Homecoming hinges on the transitional moment when tenant farmers Joe and Ann Hartle seek to hand over the family business to the next generation.

But eldest son Max has a baby on the way and is struggling to live up to his father’s exacting requirements – and there’s resentment that younger brother Bartholomew is evading family duty by disappearing down south.

Then a series of disasters on teh farm set back the Hartles, exposing human flaws and fragility as they are forced to lean on their offspring as never before.

“I started writing the book 10 years ago and the story was there from the beginning, about the future of this farm, the family and question of succession,” says the 40-year-old, who grew up in Golders Green and now lives in West Hampstead.

“There is something about the natural world, the seasons and weather which I find very moving and emotional.”

Steiner points out that few professions bind the next generation so closely to the previous one as farming.

“Part of growing up is rejecting certain things about one’s parents – one’s ability to make your own marriage, have your own children and live your own life is predicated on being able to leave them behind.

“Some children follow their parents, others go in a totally different direction. There is a sympathy or a rejection, but on a farm that question is a bigger elephant in the room.”

Steiner ramps up the conflict with a patriarch who won’t let go and a son trying to break away.

“An incredible percentage of family businesses fail at the point of succession. What makes it so complex is that it’s incredibly difficult for both the child and the parent to come to terms with those changes.”

During the decade of the book’s gestation, Steiner had two young sons of her own, which she says added a richer seam of complexity.

“It began with the struggle to be one’s own person but it journeyed through my own experience of having children and then to my parents aging, and I was able to see each perspective. Being a parent made me view my own parents with much more sympathy and gratitude and made me realise how hard it would be to give up my position with my own children.

“Sometimes you have to leave to come back and the climax of the book is about making peace with it enough to be able to return, take care of your parents and close the circle.”

After work experience on the Ham&High, Steiner landed her first journalist job on the Hendon and Finchley Times before rising, via The Times and The Telegraph to become a features editor on The Guardian.

But a six-month sabbatical allowed her to finally complete the work in progress which culminated in a publishing auction a year ago.

“It was a huge luxury to have that time and I was completely disciplined in a way I had never been before.
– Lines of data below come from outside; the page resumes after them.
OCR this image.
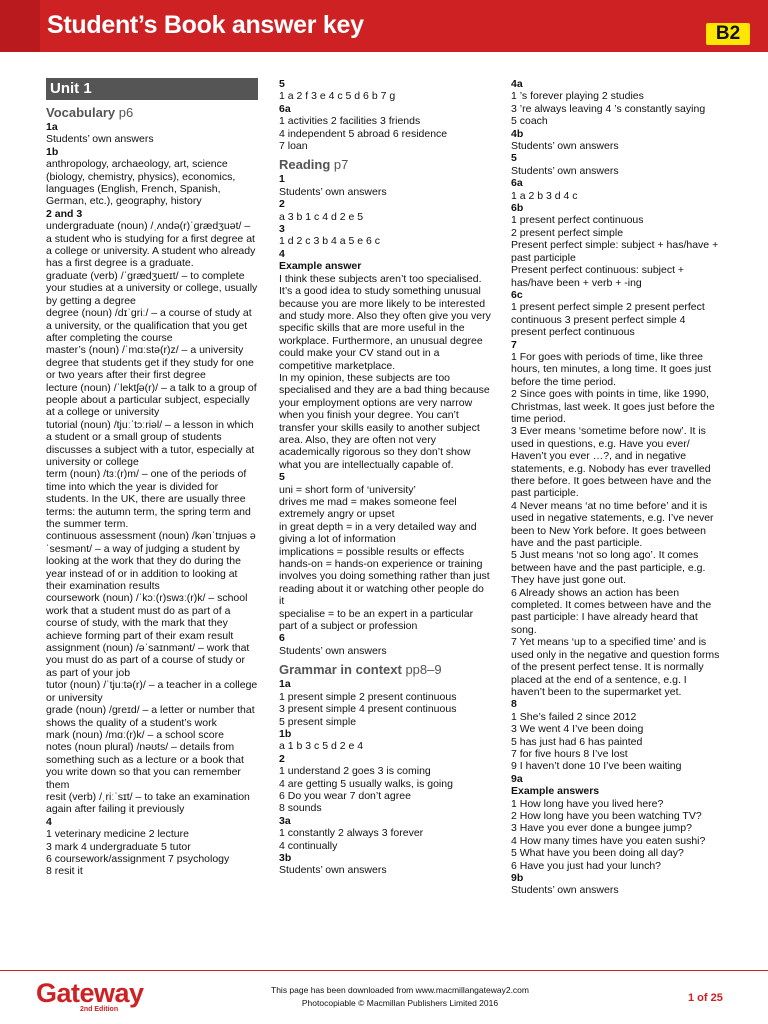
Student’s Book answer key	B2
Unit 1
Vocabulary p6
1a
Students’ own answers
1b
anthropology, archaeology, art, science (biology, chemistry, physics), economics, languages (English, French, Spanish, German, etc.), geography, history
2 and 3
undergraduate (noun) /ˌʌndə(r)ˈgrædʒuət/ – a student who is studying for a first degree at a college or university. A student who already has a first degree is a graduate.
graduate (verb) /ˈgrædʒueɪt/ – to complete your studies at a university or college, usually by getting a degree
degree (noun) /dɪˈgriː/ – a course of study at a university, or the qualification that you get after completing the course
master’s (noun) /ˈmɑːstə(r)z/ – a university degree that students get if they study for one or two years after their first degree
lecture (noun) /ˈlektʃə(r)/ – a talk to a group of people about a particular subject, especially at a college or university
tutorial (noun) /tjuːˈtɔːriəl/ – a lesson in which a student or a small group of students discusses a subject with a tutor, especially at university or college
term (noun) /tɜː(r)m/ – one of the periods of time into which the year is divided for students. In the UK, there are usually three terms: the autumn term, the spring term and the summer term.
continuous assessment (noun) /kənˈtɪnjuəs əˈsesmənt/ – a way of judging a student by looking at the work that they do during the year instead of or in addition to looking at their examination results
coursework (noun) /ˈkɔː(r)swɜː(r)k/ – school work that a student must do as part of a course of study, with the mark that they achieve forming part of their exam result
assignment (noun) /əˈsaɪnmənt/ – work that you must do as part of a course of study or as part of your job
tutor (noun) /ˈtjuːtə(r)/ – a teacher in a college or university
grade (noun) /greɪd/ – a letter or number that shows the quality of a student’s work
mark (noun) /mɑː(r)k/ – a school score
notes (noun plural) /nəʊts/ – details from something such as a lecture or a book that you write down so that you can remember them
resit (verb) /ˌriːˈsɪt/ – to take an examination again after failing it previously
4
1 veterinary medicine 2 lecture
3 mark 4 undergraduate 5 tutor
6 coursework/assignment 7 psychology
8 resit it
5
1 a 2 f 3 e 4 c 5 d 6 b 7 g
6a
1 activities 2 facilities 3 friends
4 independent 5 abroad 6 residence
7 loan
Reading p7
1
Students’ own answers
2
a 3 b 1 c 4 d 2 e 5
3
1 d 2 c 3 b 4 a 5 e 6 c
4
Example answer
I think these subjects aren’t too specialised. It’s a good idea to study something unusual because you are more likely to be interested and study more. Also they often give you very specific skills that are more useful in the workplace. Furthermore, an unusual degree could make your CV stand out in a competitive marketplace.
In my opinion, these subjects are too specialised and they are a bad thing because your employment options are very narrow when you finish your degree. You can’t transfer your skills easily to another subject area. Also, they are often not very academically rigorous so they don’t show what you are intellectually capable of.
5
uni = short form of ‘university’
drives me mad = makes someone feel extremely angry or upset
in great depth = in a very detailed way and giving a lot of information
implications = possible results or effects
hands-on = hands-on experience or training involves you doing something rather than just reading about it or watching other people do it
specialise = to be an expert in a particular part of a subject or profession
6
Students’ own answers
Grammar in context pp8–9
1a
1 present simple 2 present continuous
3 present simple 4 present continuous
5 present simple
1b
a 1 b 3 c 5 d 2 e 4
2
1 understand 2 goes 3 is coming
4 are getting 5 usually walks, is going
6 Do you wear 7 don’t agree
8 sounds
3a
1 constantly 2 always 3 forever
4 continually
3b
Students’ own answers
4a
1 ’s forever playing 2 studies
3 ’re always leaving 4 ’s constantly saying
5 coach
4b
Students’ own answers
5
Students’ own answers
6a
1 a 2 b 3 d 4 c
6b
1 present perfect continuous
2 present perfect simple
Present perfect simple: subject + has/have + past participle
Present perfect continuous: subject + has/have been + verb + -ing
6c
1 present perfect simple 2 present perfect continuous 3 present perfect simple 4 present perfect continuous
7
1 For goes with periods of time, like three hours, ten minutes, a long time. It goes just before the time period.
2 Since goes with points in time, like 1990, Christmas, last week. It goes just before the time period.
3 Ever means ‘sometime before now’. It is used in questions, e.g. Have you ever/ Haven’t you ever …?, and in negative statements, e.g. Nobody has ever travelled there before. It goes between have and the past participle.
4 Never means ‘at no time before’ and it is used in negative statements, e.g. I’ve never been to New York before. It goes between have and the past participle.
5 Just means ‘not so long ago’. It comes between have and the past participle, e.g. They have just gone out.
6 Already shows an action has been completed. It comes between have and the past participle: I have already heard that song.
7 Yet means ‘up to a specified time’ and is used only in the negative and question forms of the present perfect tense. It is normally placed at the end of a sentence, e.g. I haven’t been to the supermarket yet.
8
1 She’s failed 2 since 2012
3 We went 4 I’ve been doing
5 has just had 6 has painted
7 for five hours 8 I’ve lost
9 I haven’t done 10 I’ve been waiting
9a
Example answers
1 How long have you lived here?
2 How long have you been watching TV?
3 Have you ever done a bungee jump?
4 How many times have you eaten sushi?
5 What have you been doing all day?
6 Have you just had your lunch?
9b
Students’ own answers
Gateway
2nd Edition
This page has been downloaded from www.macmillangateway2.com
Photocopiable © Macmillan Publishers Limited 2016	1 of 25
I didn’t stop or think about any other writing and did a complete re-write.”

Huge wrench

Although she dismisses her job as dealing with “lipstick and knickers”, it was a huge wrench to leave The Guardian to write novels full-time.

“Leaving was difficult but there’s nothing more wonderful than selling a book and writing is the most free, joyful, interesting, enjoyable job.”

Her next project is a psychological thriller set in the Cambridgeshire fens. She currently has the number of a detective sergeant “on speed dial” and at a guess, I suspect a body might turn up in the opening pages.

“I enjoy the pace of a police drama. Homecoming gets off to a slow start. The second book is much faster out of the traps.”

n Homecoming is published by Faber and Faber priced £12.99.